When George’s Kent Street land was officially granted to him on 23 September 1839, it was described as being bounded on the East by the “building line of Kent Street” and on the West by the “high water mark of Darling Harbour”. As parish maps reveal that George’s block only ran between Kent and Sussex Streets and not as far as the water line, his complaint appears justified. However the authorities disagreed, with the Surveyor General reporting:
Mr Darke’s sketch showing the position of Peat’s and other properties in its neighbourhood are transmitted herewith – and by which it will be perceived that Sussex Street does not touch any part of the land originally granted to them but affords them a considerable extension by filling up to the street thus substituting street frontage for water frontage.
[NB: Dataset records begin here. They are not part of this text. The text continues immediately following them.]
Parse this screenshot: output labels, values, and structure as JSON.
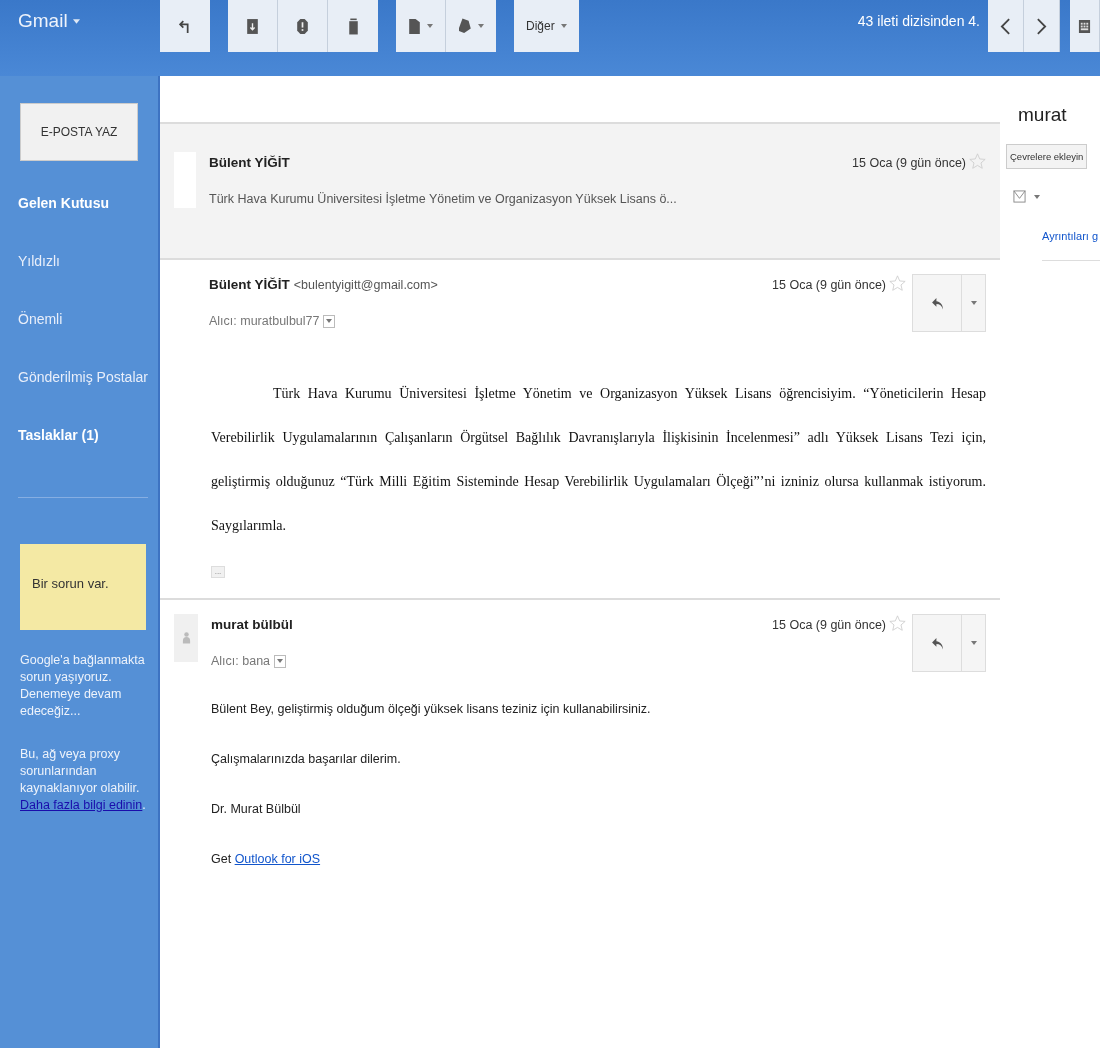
{
  "header": {
    "logo": "Gmail",
    "more_button": "Diğer",
    "pager": "43 ileti dizisinden 4."
  },
  "sidebar": {
    "compose": "E-POSTA YAZ",
    "items": [
      {
        "label": "Gelen Kutusu",
        "bold": true
      },
      {
        "label": "Yıldızlı",
        "bold": false
      },
      {
        "label": "Önemli",
        "bold": false
      },
      {
        "label": "Gönderilmiş Postalar",
        "bold": false
      },
      {
        "label": "Taslaklar (1)",
        "bold": true
      }
    ],
    "notice": {
      "title": "Bir sorun var.",
      "paragraphs": [
        {
          "text": "Google'a bağlanmakta sorun yaşıyoruz. Denemeye devam edeceğiz..."
        },
        {
          "text": "Bu, ağ veya proxy sorunlarından kaynaklanıyor olabilir. ",
          "link": "Daha fazla bilgi edinin",
          "after": "."
        }
      ]
    }
  },
  "messages": [
    {
      "collapsed": true,
      "sender": "Bülent YİĞİT",
      "snippet": "Türk Hava Kurumu Üniversitesi İşletme Yönetim ve Organizasyon Yüksek Lisans ö...",
      "date": "15 Oca (9 gün önce)",
      "starred": false,
      "avatar": false
    },
    {
      "collapsed": false,
      "sender": "Bülent YİĞİT",
      "email": "<bulentyigitt@gmail.com>",
      "recipient": "Alıcı: muratbulbul77",
      "date": "15 Oca (9 gün önce)",
      "starred": false,
      "avatar": false,
      "trimmed_button": "...",
      "paragraphs": [
        {
          "kind": "formatted",
          "text": "Türk Hava Kurumu Üniversitesi İşletme Yönetim ve Organizasyon Yüksek Lisans öğrencisiyim. “Yöneticilerin Hesap Verebilirlik Uygulamalarının Çalışanların Örgütsel Bağlılık Davranışlarıyla İlişkisinin İncelenmesi” adlı Yüksek Lisans Tezi için, geliştirmiş olduğunuz “Türk Milli Eğitim Sisteminde Hesap Verebilirlik Uygulamaları Ölçeği”’ni izniniz olursa kullanmak istiyorum. Saygılarımla."
        }
      ]
    },
    {
      "collapsed": false,
      "sender": "murat bülbül",
      "recipient": "Alıcı: bana",
      "date": "15 Oca (9 gün önce)",
      "starred": false,
      "avatar": true,
      "paragraphs": [
        {
          "kind": "plain",
          "text": "Bülent Bey, geliştirmiş olduğum ölçeği yüksek lisans teziniz için kullanabilirsiniz."
        },
        {
          "kind": "plain",
          "text": "Çalışmalarınızda başarılar dilerim."
        },
        {
          "kind": "plain",
          "text": "Dr. Murat Bülbül"
        },
        {
          "kind": "plain",
          "text": "Get ",
          "link": "Outlook for iOS"
        }
      ]
    }
  ],
  "contact": {
    "name": "murat",
    "button": "Çevrelere ekleyin",
    "details_link": "Ayrıntıları g"
  }
}
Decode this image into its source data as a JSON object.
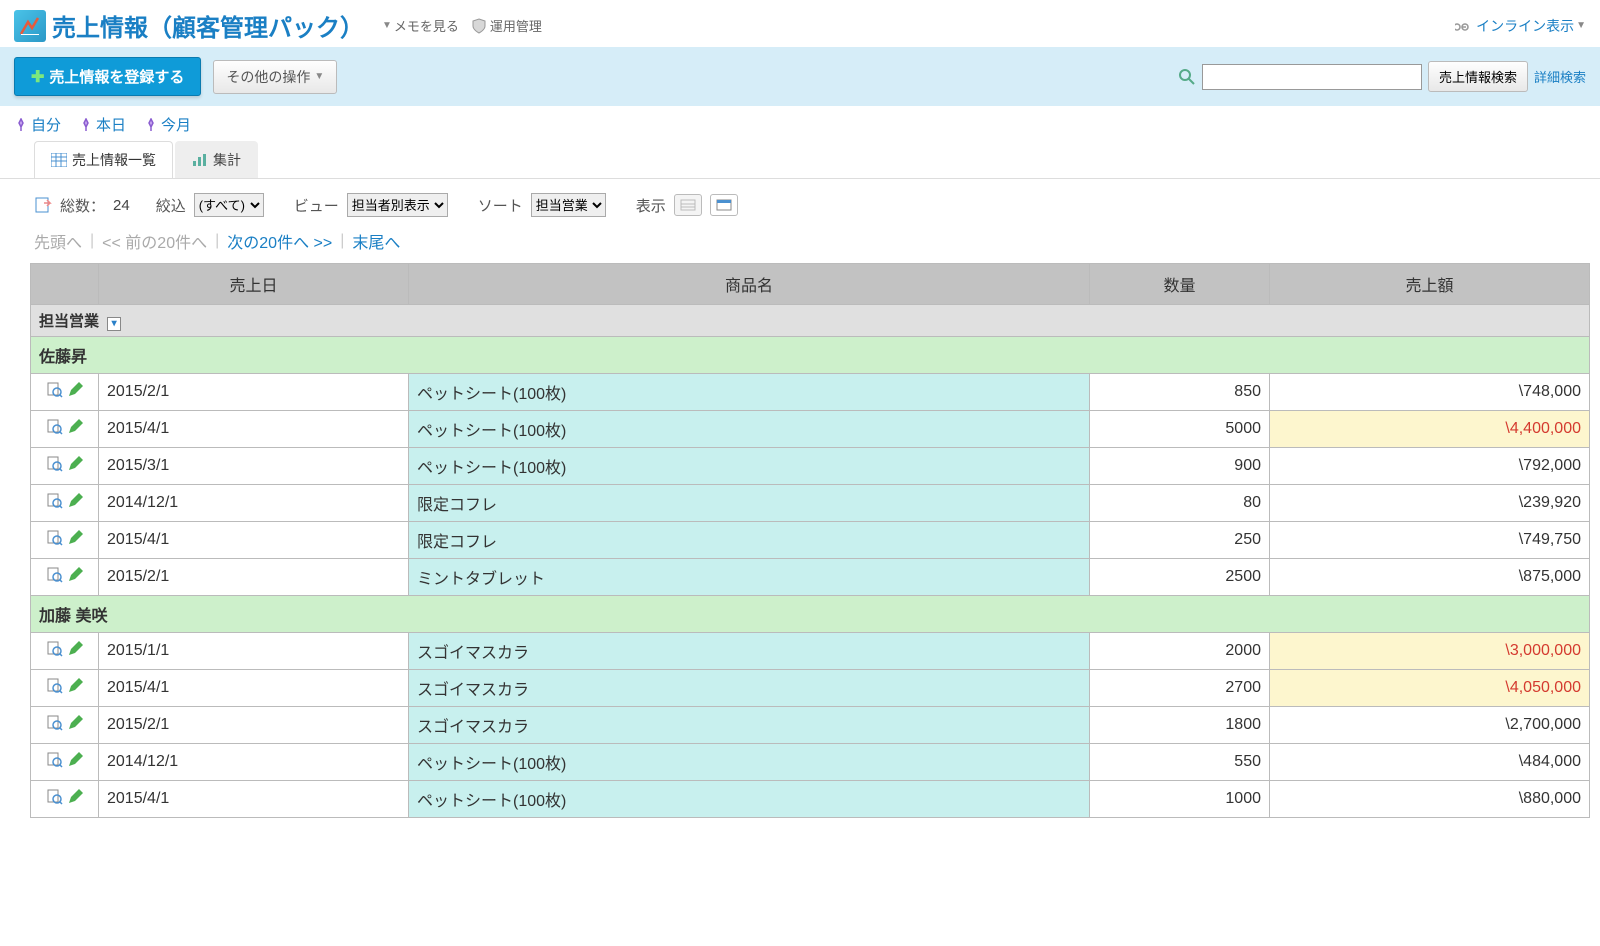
{
  "header": {
    "title": "売上情報（顧客管理パック）",
    "memo_label": "メモを見る",
    "operation_label": "運用管理",
    "inline_label": "インライン表示"
  },
  "toolbar": {
    "register_label": "売上情報を登録する",
    "other_ops_label": "その他の操作",
    "search_button": "売上情報検索",
    "adv_search": "詳細検索"
  },
  "pins": [
    {
      "label": "自分"
    },
    {
      "label": "本日"
    },
    {
      "label": "今月"
    }
  ],
  "tabs": [
    {
      "label": "売上情報一覧"
    },
    {
      "label": "集計"
    }
  ],
  "controls": {
    "total_label": "総数：",
    "total_value": "24",
    "filter_label": "絞込",
    "filter_options": [
      "(すべて)"
    ],
    "view_label": "ビュー",
    "view_options": [
      "担当者別表示"
    ],
    "sort_label": "ソート",
    "sort_options": [
      "担当営業"
    ],
    "display_label": "表示"
  },
  "pager": {
    "first": "先頭へ",
    "prev": "<< 前の20件へ",
    "next": "次の20件へ >>",
    "last": "末尾へ"
  },
  "table": {
    "group_by": "担当営業",
    "columns": [
      "売上日",
      "商品名",
      "数量",
      "売上額"
    ],
    "groups": [
      {
        "name": "佐藤昇",
        "rows": [
          {
            "date": "2015/2/1",
            "product": "ペットシート(100枚)",
            "qty": "850",
            "amount": "\\748,000",
            "hot": false
          },
          {
            "date": "2015/4/1",
            "product": "ペットシート(100枚)",
            "qty": "5000",
            "amount": "\\4,400,000",
            "hot": true
          },
          {
            "date": "2015/3/1",
            "product": "ペットシート(100枚)",
            "qty": "900",
            "amount": "\\792,000",
            "hot": false
          },
          {
            "date": "2014/12/1",
            "product": "限定コフレ",
            "qty": "80",
            "amount": "\\239,920",
            "hot": false
          },
          {
            "date": "2015/4/1",
            "product": "限定コフレ",
            "qty": "250",
            "amount": "\\749,750",
            "hot": false
          },
          {
            "date": "2015/2/1",
            "product": "ミントタブレット",
            "qty": "2500",
            "amount": "\\875,000",
            "hot": false
          }
        ]
      },
      {
        "name": "加藤 美咲",
        "rows": [
          {
            "date": "2015/1/1",
            "product": "スゴイマスカラ",
            "qty": "2000",
            "amount": "\\3,000,000",
            "hot": true
          },
          {
            "date": "2015/4/1",
            "product": "スゴイマスカラ",
            "qty": "2700",
            "amount": "\\4,050,000",
            "hot": true
          },
          {
            "date": "2015/2/1",
            "product": "スゴイマスカラ",
            "qty": "1800",
            "amount": "\\2,700,000",
            "hot": false
          },
          {
            "date": "2014/12/1",
            "product": "ペットシート(100枚)",
            "qty": "550",
            "amount": "\\484,000",
            "hot": false
          },
          {
            "date": "2015/4/1",
            "product": "ペットシート(100枚)",
            "qty": "1000",
            "amount": "\\880,000",
            "hot": false
          }
        ]
      }
    ]
  }
}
The original frontage of Peat’s allotment having been on Kent Street, the effect of this permission (if granted) would be to give him three street frontages and one water frontage, vizt two in Sussex Street, one in Kent Street and one on Darling Harbour but to which there would not perhaps be any other objection [but] that at present the west side of Sussex Street is accessible to the public which would not be the case if private individuals were allowed to run[?] [?] – the difference between this case and Day’s is that Sussex Street was not formed when Day obtained a conditional sanction to fill up to deep water – and which assisted in making the street.
After due consideration, the decision was made that it “would not appear advisable to accede to this application” and as a result George’s request failed. It seems surprising that George had suffered from this situation for nine years before complaining, and raises questions as to how he had accessed water frontage for his shipbuilding operations during these years. Perhaps if he had drawn attention to the discrepancies when the deeds were prepared, the problem would have been resolved in his favour.
Over the following two decades, a further two transactions involved George’s Kent Street land. On 14 August 1855 in consideration of the “natural love and affection” George felt for his son William, he conveyed to him a small section of the western part of his land although reserving a right of way along the northernmost part of the land comprising a strip of land eight feet wide for the passage of George himself, those authorised by him and for “horses, cattle, carts, or other vehicles”. As William was not named as a beneficiary when George assigned his property to a trustee a decade later, it appears that this conveyance effectively served as William’s inheritance.
On 1 February 1866, George and Frances mortgaged the remaining Kent Street land to Samuel Neale for ₤500. The mortgage was still held at the time of George’s death and the land passed out of the family’s hands a few years later.
Although George apparently owned no other land in Sydney in his own right, his wife Frances inherited land in William Street, Balmain from her father William Ternen after his death in 1845. Frances’ mother, Margaret Ternen, was allowed to remain at her home, and the land was eventually divided between George and Frances’ surviving five children after Margaret’s death in 1866.